Malaysians fared the worst in a survey made available to the New Sunday Times on sex-related issues conducted across Southeast Asia recently.
A majority of women aged between 16 and 24, believed, among other things, that sexual intercourse during menstruation would not lead to pregnancy, wearing brassieres could cause breast cancer and that they could enlarge their breasts by merely touching them.
According to the survey commissioned by a personal care company, most Malaysian women were confident that riding a bicycle would cause them to lose their virginity.
At the same time, cases of abandoned babies are on the rise. On Friday, a newborn’s body was found in the toilet of a driving school in Segamat, Johor.

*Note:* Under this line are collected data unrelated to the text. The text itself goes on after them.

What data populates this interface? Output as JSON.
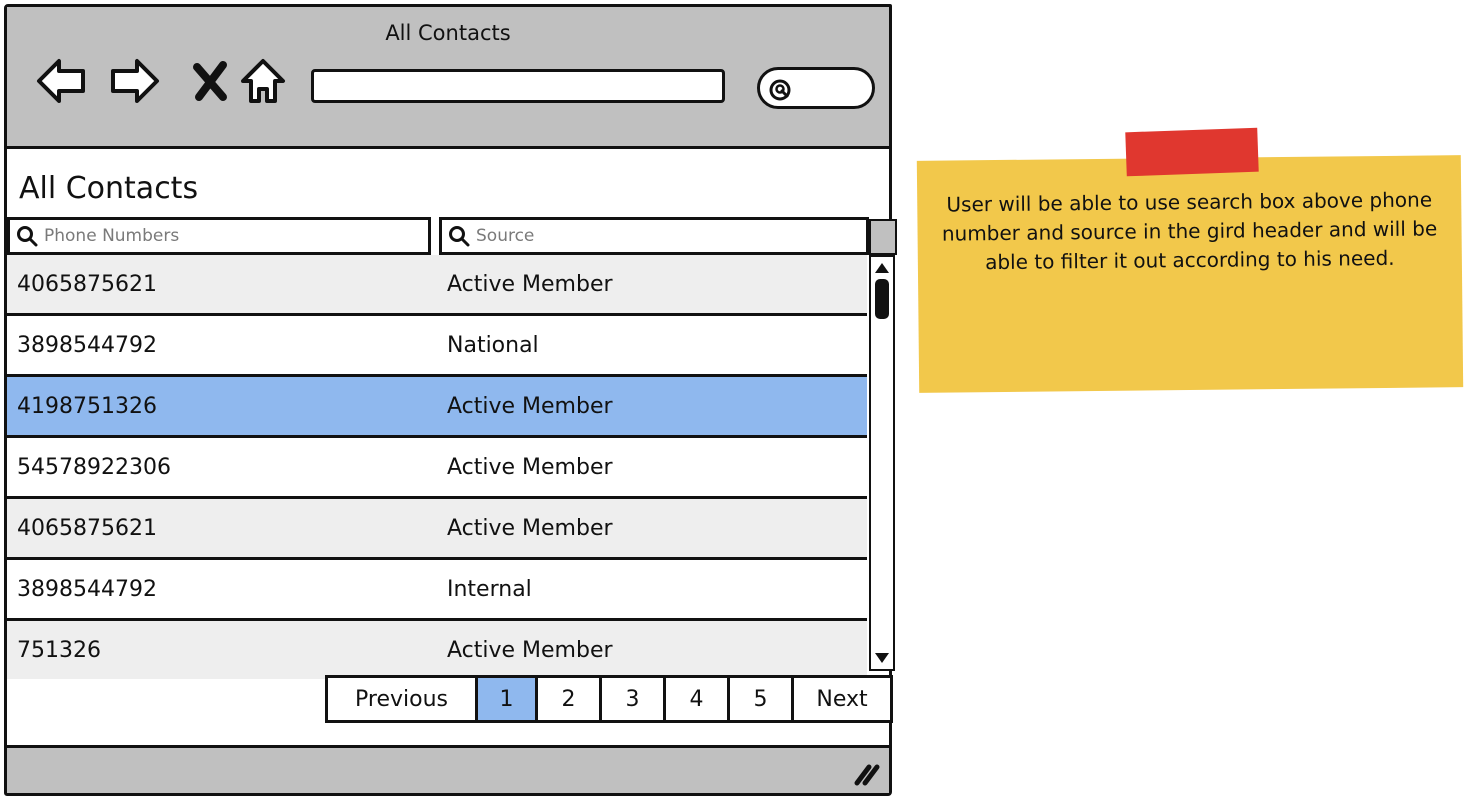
{
  "window": {
    "title": "All Contacts",
    "address_value": ""
  },
  "page": {
    "title": "All Contacts"
  },
  "grid": {
    "filters": {
      "phone_placeholder": "Phone Numbers",
      "source_placeholder": "Source"
    },
    "rows": [
      {
        "phone": "4065875621",
        "source": "Active Member",
        "selected": false
      },
      {
        "phone": "3898544792",
        "source": "National",
        "selected": false
      },
      {
        "phone": "4198751326",
        "source": "Active Member",
        "selected": true
      },
      {
        "phone": "54578922306",
        "source": "Active Member",
        "selected": false
      },
      {
        "phone": "4065875621",
        "source": "Active Member",
        "selected": false
      },
      {
        "phone": "3898544792",
        "source": "Internal",
        "selected": false
      },
      {
        "phone": "751326",
        "source": "Active Member",
        "selected": false
      }
    ]
  },
  "pagination": {
    "previous_label": "Previous",
    "pages": [
      "1",
      "2",
      "3",
      "4",
      "5"
    ],
    "active_page": "1",
    "next_label": "Next"
  },
  "note": {
    "text": "User will be able to use search box above phone number and source in the gird header and will be able to filter it out according to his need."
  },
  "icons": {
    "back": "arrow-left-icon",
    "forward": "arrow-right-icon",
    "stop": "close-icon",
    "home": "home-icon",
    "search": "search-icon",
    "resize": "resize-grip-icon"
  },
  "colors": {
    "chrome": "#c0c0c0",
    "selected_row": "#8fb8ee",
    "alt_row": "#eeeeee",
    "note": "#f2c84b",
    "tape": "#e0372f"
  }
}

Sexual activity and experimentation is also starting at a younger age.
Women, Family and Community Development Minister Senator Datuk Seri Shahrizat Abdul Jalil said yesterday she would push for the introduction of sex education in schools.
“It has to be speeded up. We had submitted the proposed curriculum to the Education Ministry several years ago. We must not sweep the issue under the carpet because we are shy. This cannot be delayed any more.”
In 2006, it was reported that the government had finalised a 160-page guideline on the subject, covering issues such as what kind of touching is allowed, teenage crushes, contraception and the dangers of online sexual predators. But it has not been introduced to date.
Last year, Education director-general Tan Sri Alimuddin Mohd Dom had said there were no plans to introduce sex education as a subject as it was already covered in subjects such as Biology, Moral and Islamic Studies.